La seule menace d’un refus unilatéral de l’orthodoxie €urocrate et de
ses diktats y suffirait et trouverait de nombreux soutiens, au moins du
sud de l’€urope ! Quant à la perspective d’un Frexit, l’€urope n’y
survivrait tout simplement pas !
/Exact. Cette Europe actuelle n’y survivrait pas. Occasion formidable de repenser le bazar de fond en comble.
Encore faudrait-il avoir le courage d’y procéder — ce
que n’a à ce jour eu aucun politicien français -, quitte au pire à
déclencher un germanexit qui ne serait pas la pire chose qui puisse
advenir, sinon à l’€urope, au moins aux peuples et nations qu’elle
prétend régenter !
/ Exact.
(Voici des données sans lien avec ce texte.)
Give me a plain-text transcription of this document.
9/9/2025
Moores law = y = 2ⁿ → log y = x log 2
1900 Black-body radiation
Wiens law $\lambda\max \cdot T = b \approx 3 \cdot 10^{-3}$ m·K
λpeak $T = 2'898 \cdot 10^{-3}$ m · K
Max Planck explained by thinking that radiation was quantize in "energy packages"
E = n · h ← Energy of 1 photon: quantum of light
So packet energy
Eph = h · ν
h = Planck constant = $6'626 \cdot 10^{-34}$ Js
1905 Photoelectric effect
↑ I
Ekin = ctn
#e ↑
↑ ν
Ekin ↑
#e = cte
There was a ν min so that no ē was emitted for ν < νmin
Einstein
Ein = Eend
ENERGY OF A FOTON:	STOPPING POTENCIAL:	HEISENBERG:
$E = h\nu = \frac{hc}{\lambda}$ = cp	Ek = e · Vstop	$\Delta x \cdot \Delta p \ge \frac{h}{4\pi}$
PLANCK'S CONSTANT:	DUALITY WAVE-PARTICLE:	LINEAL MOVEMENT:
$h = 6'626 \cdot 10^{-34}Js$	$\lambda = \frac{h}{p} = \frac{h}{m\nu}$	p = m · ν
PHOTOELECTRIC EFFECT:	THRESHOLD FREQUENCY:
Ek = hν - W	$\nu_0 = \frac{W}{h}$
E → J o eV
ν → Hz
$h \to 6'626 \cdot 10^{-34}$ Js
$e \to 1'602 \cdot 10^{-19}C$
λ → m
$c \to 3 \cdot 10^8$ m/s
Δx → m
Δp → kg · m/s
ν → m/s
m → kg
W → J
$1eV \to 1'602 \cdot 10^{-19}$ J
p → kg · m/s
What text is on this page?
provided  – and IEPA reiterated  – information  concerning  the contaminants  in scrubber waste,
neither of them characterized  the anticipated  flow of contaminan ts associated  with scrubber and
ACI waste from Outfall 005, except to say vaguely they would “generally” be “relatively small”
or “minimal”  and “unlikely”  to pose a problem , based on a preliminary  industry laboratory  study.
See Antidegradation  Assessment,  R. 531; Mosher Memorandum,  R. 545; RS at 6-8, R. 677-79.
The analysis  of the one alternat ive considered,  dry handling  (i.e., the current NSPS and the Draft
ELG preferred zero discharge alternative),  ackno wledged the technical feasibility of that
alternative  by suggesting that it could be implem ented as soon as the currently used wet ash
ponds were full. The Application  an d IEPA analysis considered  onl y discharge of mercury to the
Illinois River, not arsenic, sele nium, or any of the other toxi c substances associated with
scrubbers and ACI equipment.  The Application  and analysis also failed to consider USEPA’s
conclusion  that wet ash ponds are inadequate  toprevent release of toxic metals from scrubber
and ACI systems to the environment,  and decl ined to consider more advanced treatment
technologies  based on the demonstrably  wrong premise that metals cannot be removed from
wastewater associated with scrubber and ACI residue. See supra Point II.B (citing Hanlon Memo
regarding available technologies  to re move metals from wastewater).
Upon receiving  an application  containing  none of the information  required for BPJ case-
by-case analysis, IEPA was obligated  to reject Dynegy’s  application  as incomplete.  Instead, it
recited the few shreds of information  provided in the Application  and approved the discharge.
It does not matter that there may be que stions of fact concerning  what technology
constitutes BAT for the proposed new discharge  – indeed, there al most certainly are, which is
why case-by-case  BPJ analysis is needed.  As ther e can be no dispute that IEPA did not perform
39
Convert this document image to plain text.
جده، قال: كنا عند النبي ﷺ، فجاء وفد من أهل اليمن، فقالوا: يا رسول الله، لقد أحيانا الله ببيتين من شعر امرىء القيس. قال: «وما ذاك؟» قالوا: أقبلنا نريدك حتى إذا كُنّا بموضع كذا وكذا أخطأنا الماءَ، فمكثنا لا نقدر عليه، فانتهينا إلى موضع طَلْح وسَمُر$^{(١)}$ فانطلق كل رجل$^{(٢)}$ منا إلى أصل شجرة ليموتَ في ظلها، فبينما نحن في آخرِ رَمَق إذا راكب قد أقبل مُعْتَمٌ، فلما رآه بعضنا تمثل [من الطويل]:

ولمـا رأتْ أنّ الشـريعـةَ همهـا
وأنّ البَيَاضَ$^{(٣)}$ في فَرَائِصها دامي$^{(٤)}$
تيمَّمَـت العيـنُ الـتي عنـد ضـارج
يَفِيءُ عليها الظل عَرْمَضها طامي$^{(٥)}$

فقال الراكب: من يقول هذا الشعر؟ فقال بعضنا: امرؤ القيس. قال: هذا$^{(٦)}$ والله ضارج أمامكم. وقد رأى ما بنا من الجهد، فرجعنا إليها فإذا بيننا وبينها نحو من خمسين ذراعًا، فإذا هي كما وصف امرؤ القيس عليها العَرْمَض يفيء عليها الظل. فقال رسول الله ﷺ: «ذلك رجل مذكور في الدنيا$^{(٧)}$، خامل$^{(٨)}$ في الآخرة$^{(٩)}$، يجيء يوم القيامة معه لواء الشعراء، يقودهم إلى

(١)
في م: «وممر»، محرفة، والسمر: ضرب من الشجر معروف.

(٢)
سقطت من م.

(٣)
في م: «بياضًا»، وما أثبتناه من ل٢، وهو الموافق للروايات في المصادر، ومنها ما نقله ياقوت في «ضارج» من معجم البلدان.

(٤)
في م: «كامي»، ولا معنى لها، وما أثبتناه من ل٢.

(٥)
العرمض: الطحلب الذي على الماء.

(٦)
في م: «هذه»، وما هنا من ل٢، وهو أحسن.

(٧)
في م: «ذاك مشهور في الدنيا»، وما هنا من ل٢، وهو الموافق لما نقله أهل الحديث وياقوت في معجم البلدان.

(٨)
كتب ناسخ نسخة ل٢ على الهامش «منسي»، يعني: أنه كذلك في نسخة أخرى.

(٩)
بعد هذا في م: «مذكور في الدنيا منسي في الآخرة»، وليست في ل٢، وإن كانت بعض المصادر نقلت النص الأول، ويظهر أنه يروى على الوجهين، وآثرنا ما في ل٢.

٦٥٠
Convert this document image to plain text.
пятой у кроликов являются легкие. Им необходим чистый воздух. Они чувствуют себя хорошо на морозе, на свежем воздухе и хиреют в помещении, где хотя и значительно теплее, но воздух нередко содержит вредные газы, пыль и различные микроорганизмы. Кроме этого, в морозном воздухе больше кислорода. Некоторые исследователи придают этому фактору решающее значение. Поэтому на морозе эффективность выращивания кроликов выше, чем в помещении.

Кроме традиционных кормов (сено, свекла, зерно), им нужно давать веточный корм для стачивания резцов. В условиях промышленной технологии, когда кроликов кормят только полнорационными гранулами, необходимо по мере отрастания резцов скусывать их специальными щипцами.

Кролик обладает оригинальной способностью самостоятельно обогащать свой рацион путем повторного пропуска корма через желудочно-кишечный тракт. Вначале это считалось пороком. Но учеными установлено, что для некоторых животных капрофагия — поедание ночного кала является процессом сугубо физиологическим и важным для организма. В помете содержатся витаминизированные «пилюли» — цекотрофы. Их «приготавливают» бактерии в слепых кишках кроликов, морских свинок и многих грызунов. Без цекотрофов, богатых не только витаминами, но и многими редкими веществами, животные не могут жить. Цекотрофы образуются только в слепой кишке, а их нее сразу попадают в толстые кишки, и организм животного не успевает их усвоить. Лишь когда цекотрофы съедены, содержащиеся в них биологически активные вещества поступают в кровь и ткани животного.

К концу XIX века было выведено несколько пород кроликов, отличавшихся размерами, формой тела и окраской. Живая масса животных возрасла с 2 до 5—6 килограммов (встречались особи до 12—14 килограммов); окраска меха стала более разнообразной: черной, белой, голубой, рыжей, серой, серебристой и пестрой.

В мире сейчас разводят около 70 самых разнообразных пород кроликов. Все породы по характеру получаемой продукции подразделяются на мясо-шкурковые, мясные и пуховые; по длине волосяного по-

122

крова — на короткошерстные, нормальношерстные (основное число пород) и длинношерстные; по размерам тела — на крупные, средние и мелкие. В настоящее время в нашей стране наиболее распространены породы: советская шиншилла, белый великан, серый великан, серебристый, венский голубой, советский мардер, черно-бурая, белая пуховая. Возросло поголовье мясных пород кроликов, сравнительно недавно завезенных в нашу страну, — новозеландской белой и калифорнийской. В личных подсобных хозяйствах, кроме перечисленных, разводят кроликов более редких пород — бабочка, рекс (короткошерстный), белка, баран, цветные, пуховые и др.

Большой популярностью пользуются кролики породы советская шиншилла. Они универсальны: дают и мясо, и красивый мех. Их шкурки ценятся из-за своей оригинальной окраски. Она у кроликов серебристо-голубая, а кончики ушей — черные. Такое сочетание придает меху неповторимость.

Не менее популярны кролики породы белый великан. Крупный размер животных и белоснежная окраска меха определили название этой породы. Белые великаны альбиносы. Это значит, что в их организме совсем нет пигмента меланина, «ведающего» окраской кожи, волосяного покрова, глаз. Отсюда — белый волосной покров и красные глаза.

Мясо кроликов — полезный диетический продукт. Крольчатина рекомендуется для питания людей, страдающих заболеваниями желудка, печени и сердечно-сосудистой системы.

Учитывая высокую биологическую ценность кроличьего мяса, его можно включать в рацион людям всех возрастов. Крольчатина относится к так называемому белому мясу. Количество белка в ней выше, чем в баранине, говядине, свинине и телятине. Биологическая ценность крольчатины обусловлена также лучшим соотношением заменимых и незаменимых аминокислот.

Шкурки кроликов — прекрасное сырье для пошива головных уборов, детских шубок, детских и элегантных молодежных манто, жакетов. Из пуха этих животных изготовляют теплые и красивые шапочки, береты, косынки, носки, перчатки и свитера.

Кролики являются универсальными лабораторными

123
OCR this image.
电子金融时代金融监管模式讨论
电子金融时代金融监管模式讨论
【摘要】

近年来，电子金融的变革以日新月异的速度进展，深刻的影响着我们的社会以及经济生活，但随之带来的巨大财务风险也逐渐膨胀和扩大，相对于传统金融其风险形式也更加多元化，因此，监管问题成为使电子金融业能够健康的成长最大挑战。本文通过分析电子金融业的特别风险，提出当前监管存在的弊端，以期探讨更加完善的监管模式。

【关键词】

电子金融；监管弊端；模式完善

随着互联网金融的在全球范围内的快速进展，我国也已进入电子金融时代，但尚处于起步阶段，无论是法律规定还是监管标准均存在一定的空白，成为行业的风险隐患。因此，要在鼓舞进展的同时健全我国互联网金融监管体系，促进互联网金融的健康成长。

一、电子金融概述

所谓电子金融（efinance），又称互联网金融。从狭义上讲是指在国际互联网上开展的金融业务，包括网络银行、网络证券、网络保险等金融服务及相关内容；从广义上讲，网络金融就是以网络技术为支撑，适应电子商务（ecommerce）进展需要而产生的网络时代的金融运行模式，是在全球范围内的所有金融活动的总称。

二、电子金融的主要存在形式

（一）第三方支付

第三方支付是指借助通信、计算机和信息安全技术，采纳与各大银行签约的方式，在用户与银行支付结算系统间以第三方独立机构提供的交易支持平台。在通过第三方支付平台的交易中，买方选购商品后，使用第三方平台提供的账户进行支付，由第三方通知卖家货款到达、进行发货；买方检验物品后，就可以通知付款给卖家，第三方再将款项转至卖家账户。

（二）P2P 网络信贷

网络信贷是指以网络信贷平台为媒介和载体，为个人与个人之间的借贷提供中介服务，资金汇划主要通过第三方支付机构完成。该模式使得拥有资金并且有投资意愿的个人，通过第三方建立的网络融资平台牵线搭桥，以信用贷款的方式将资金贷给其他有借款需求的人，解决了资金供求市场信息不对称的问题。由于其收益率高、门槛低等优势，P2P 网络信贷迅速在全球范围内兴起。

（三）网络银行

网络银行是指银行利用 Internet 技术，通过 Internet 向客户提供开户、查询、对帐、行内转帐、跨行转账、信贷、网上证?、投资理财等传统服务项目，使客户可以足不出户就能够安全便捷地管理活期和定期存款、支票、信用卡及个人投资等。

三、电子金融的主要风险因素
L’Allemagne rêve de s’en aller la première. Il faudrait que la France la devance et nous tirerions avantage de cette décision. Soyons clairs : il ne s’agit pas de refuser l’Europe mais simplement « cette » Europe actuelle. N’ayons crainte : l’échec de l’Euro finira par remettre les compteurs à zéro.
Quant à un retrait de l’OTAN, il trouverait sans nul doute bien des
supports au sein de nos états-majors et de nos forces armées, le
patriotisme de nombreux officiers s’accommodant fort mal de la tutelle
de Washington sur notre sécurité nationale.
/Patriotisme ? Là réside la difficulté dans la mesure où la seule chose qui intéresse les EM est un poste à Norfolk et la possibilité d’accéder aux « jouets » de l’OTAN, avec avantages financiers à la clé.
https://www.defense.gouv.fr/operations/otan/autres/la-france-et-act
https://www.irsem.fr/data/files/irsem/documents/document/file/1589/PIOTET_co nditions_vie_militaires_Europe_mars2003.pdf
http://www.difesa.it/FR/Primo_Piano/Pagine/ruggierodsact.aspx
La tutelle de Washington sur notre sécurité nationale a encore de beaux jours devant elle auprès de certains milieux favorables au « parti de l’étranger », fil conducteur décrit avec beaucoup de talent dans l’excellent ouvrage d’Eric Branca que je vous recommande :
L’ami américain. Washington contre de Gaulle, 1940-1969
Éric Branca
Perrin, Paris, 2017, 380 pages, 23 euros.
https://www.monde-diplomatique.fr/2018/07/LACROIX_RIZ/58863
"L’auteur, écrit l’historienne Annie Lacroix-Riz,
voue à Charles de Gaulle une vénération qui gomme les insurmontables
contradictions de la politique menée par le président français après la
Libération, puis de 1958 à 1969, au service de ces élites qui avaient
tout tenté sous l’Occupation pour l’empêcher d’accéder au pouvoir, et
qui continuèrent après-guerre à haïr ses velléités d’autonomie
extérieure. Certes, Éric Branca ne peut démontrer les hypothèses d’une
convergence entre de Gaulle et Konrad Adenauer (prétendument antinazi)
en faveur d’une prise d’indépendance par rapport aux États-Unis,
qu’aurait ruinée le successeur de ce dernier, l’« Américain »
Ludwig Erhard (nazi avéré), ni d’un tournant francophile décidé par
John Fitzgerald Kennedy puis par Richard Nixon, tristement avorté. Mais
il décrit bien, bibliographie et fonds américains à l’appui,
l’interminable liste — de l’extrême droite à la gauche anticommuniste —
des Européens vissés aux dirigeants américains depuis la seconde guerre
mondiale ou sa fin, œuvrant si efficacement sous de Gaulle et au-delà ;
et la déloyauté de certains gaullistes sonores secrètement acquis à
Washington, comme en témoigne leur soutien, contre lui, en 1943 à Alger,
au général Henri Giraud."
En réalité, la seule marque d’autorité serait d’affirmer clairement et officiellement un refus du Grand Reset et un Frexit qui redéfiniraient complètement les termes politiques, économiques, financiers et géostratégiques d’une UE et d’une Europe Zombies.